More than a year has passed since the conclusion of the labor strife that embroiled Southern California, but the fallout continues.
The strike-lockout involving Safeway, Albertsons and Kroger gripped the region from mid-October 2003 to the end of February 2004. Now that annualized financial results from many companies are being issued, the huge distortions the event had on consumer spending are becoming evident.
Let's take a look at it from the micro and the macro perspectives. First, the small view: Arden Group, Los Angeles, reported that its Gelson's Markets units had sales gains during last year's labor dispute that boosted financial results for the year ended Jan. 1. But the post-strike period produced sharply lower sales and earnings for the fourth quarter.
Specifically, sales for the year rose 3.4%, same-store sales also by 3.4%, and net income by 36.7%. So far, so good, but look at the aftermath: Fourth-quarter net income fell 47.8% on a sales decline of 34%. Same-store sales also fell 34% for the quarter. In issuing its financial, the company declared that the strike's aftermath had a "pervasive impact" as "customers have returned to their previous shopping patterns." However, the company "successfully retained some of the new shoppers that experienced the Gelson's format and service during the labor dispute." No doubt that's the case, but it has been a while since we've seen numbers swing like this. (See Page 8 for more.)

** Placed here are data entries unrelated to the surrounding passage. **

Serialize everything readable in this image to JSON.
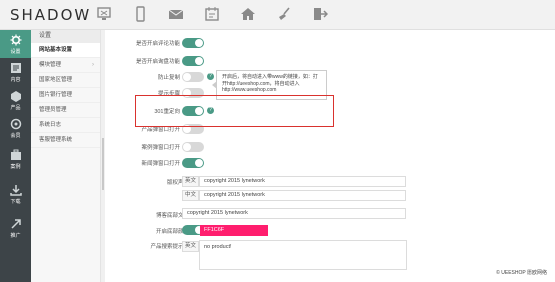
{
  "brand": "SHADOW",
  "top_icons": [
    "monitor-icon",
    "mobile-icon",
    "mail-icon",
    "calendar-icon",
    "home-icon",
    "broom-icon",
    "logout-icon"
  ],
  "left_nav": [
    {
      "icon": "gear-icon",
      "label": "设置",
      "active": true
    },
    {
      "icon": "content-icon",
      "label": "内容"
    },
    {
      "icon": "product-icon",
      "label": "产品"
    },
    {
      "icon": "member-icon",
      "label": "会员"
    },
    {
      "icon": "case-icon",
      "label": "案例"
    },
    {
      "icon": "download-icon",
      "label": "下载"
    },
    {
      "icon": "extend-icon",
      "label": "推广"
    }
  ],
  "submenu": {
    "title": "设置",
    "items": [
      {
        "label": "网站基本设置",
        "active": true
      },
      {
        "label": "模块管理",
        "arrow": "›"
      },
      {
        "label": "国家地区管理"
      },
      {
        "label": "图片银行管理"
      },
      {
        "label": "管理员管理"
      },
      {
        "label": "系统日志"
      },
      {
        "label": "客服管理系统"
      }
    ]
  },
  "settings": [
    {
      "label": "是否开启评论功能",
      "on": true
    },
    {
      "label": "是否开启询盘功能",
      "on": true
    },
    {
      "label": "防止复制",
      "on": false,
      "help": true
    },
    {
      "label": "提示步骤",
      "on": false
    },
    {
      "label": "301重定向",
      "on": true,
      "help": true
    },
    {
      "label": "产品弹窗口打开",
      "on": false
    },
    {
      "label": "案例弹窗口打开",
      "on": false
    },
    {
      "label": "新闻弹窗口打开",
      "on": true
    }
  ],
  "tooltip": "开启后，将自动进入带www的链接，如：打开http://ueeshop.com，将自动进入http://www.ueeshop.com",
  "copyright": {
    "label": "版权声明",
    "en_tag": "英文",
    "en_value": "copyright 2015 lynetwork",
    "zh_tag": "中文",
    "zh_value": "copyright 2015 lynetwork"
  },
  "footer_text": {
    "label": "博客底部文字",
    "value": "copyright 2015 lynetwork"
  },
  "footer_bg": {
    "label": "开启底部颜色",
    "on": true,
    "color": "FF1C6F"
  },
  "product_hint": {
    "label": "产品搜索提示语",
    "tag": "英文",
    "value": "no product!"
  },
  "page_footer": "© UEESHOP 愿欧网络",
  "colors": {
    "accent": "#4a9a86",
    "sidebar": "#3d4448",
    "highlight_border": "#d9322e",
    "pink": "#ff1e6e"
  }
}
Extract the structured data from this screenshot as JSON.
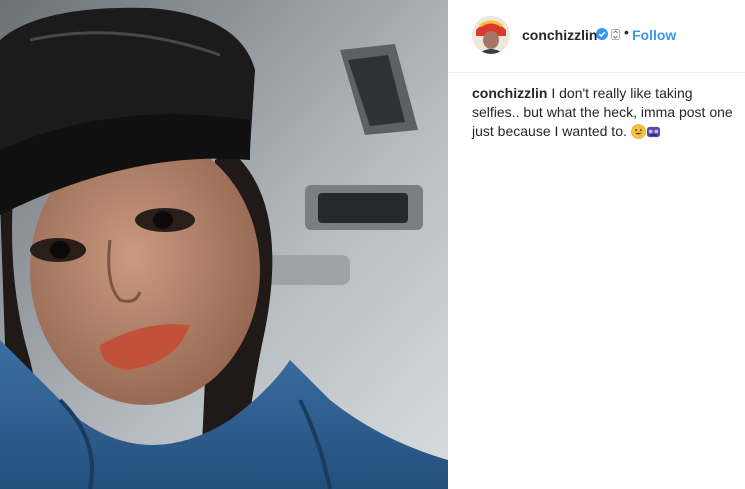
{
  "post": {
    "username": "conchizzlin",
    "follow_label": "Follow",
    "separator": "•",
    "caption_user": "conchizzlin",
    "caption_text": " I don't really like taking selfies.. but what the heck, imma post one just because I wanted to. ",
    "emojis": [
      "grinning-face-emoji",
      "purple-emoji"
    ]
  },
  "colors": {
    "follow": "#3897f0",
    "verified": "#3897f0",
    "text": "#262626"
  }
}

Now the larger view: As is to be expected, Gelson's is not alone. Companies smaller than Gelson's also benefited during the strike. A Food Marketing Institute analysis of supermarket financial performance shows that smaller companies (those with less than $100 million in annual sales) chalked up net incomes of 1.45% of sales as compared to 0.67% for companies above that sales mark. Although these data represent national performance, FMI attributed the income disparity to the California labor action. So if income changes were distilled to the area affected by the strike alone, income differences would be far more pronounced. As more data become available, we'll see a sharper decline in small-scale retailing income as sales return to larger operators.
Incidentally, the same study shows that net income for all supermarkets has dropped to a five-year low. For the most recent period, 2003 to 2004, it stood at 0.88% of sales. Here's how each year looked, working backward in annual increments to the 1999 to 2000 reporting period: 0.95%, 1.36%, 1.25% and 1.18%. (Also Page 8.)
Perhaps the fact that customers in Southern California can be swept from one retailer to another to such effect gives further impetus to Wal-Mart Stores' plan to enter that market with numerous stores. Another reason may be the success it has enjoyed in a similar market: Dallas-Fort Worth.
As you'll see in the news feature referenced on Page 1, Wal-Mart exhibited much patience in conquering that market, just as it no doubt will in edging stores into Southern California. From Wal-Mart's perspective, patience pays. In the Texas market cited, Wal-Mart spent some 15 years building a presence of 89 stores, counting three formats, and has captured a 22% market share.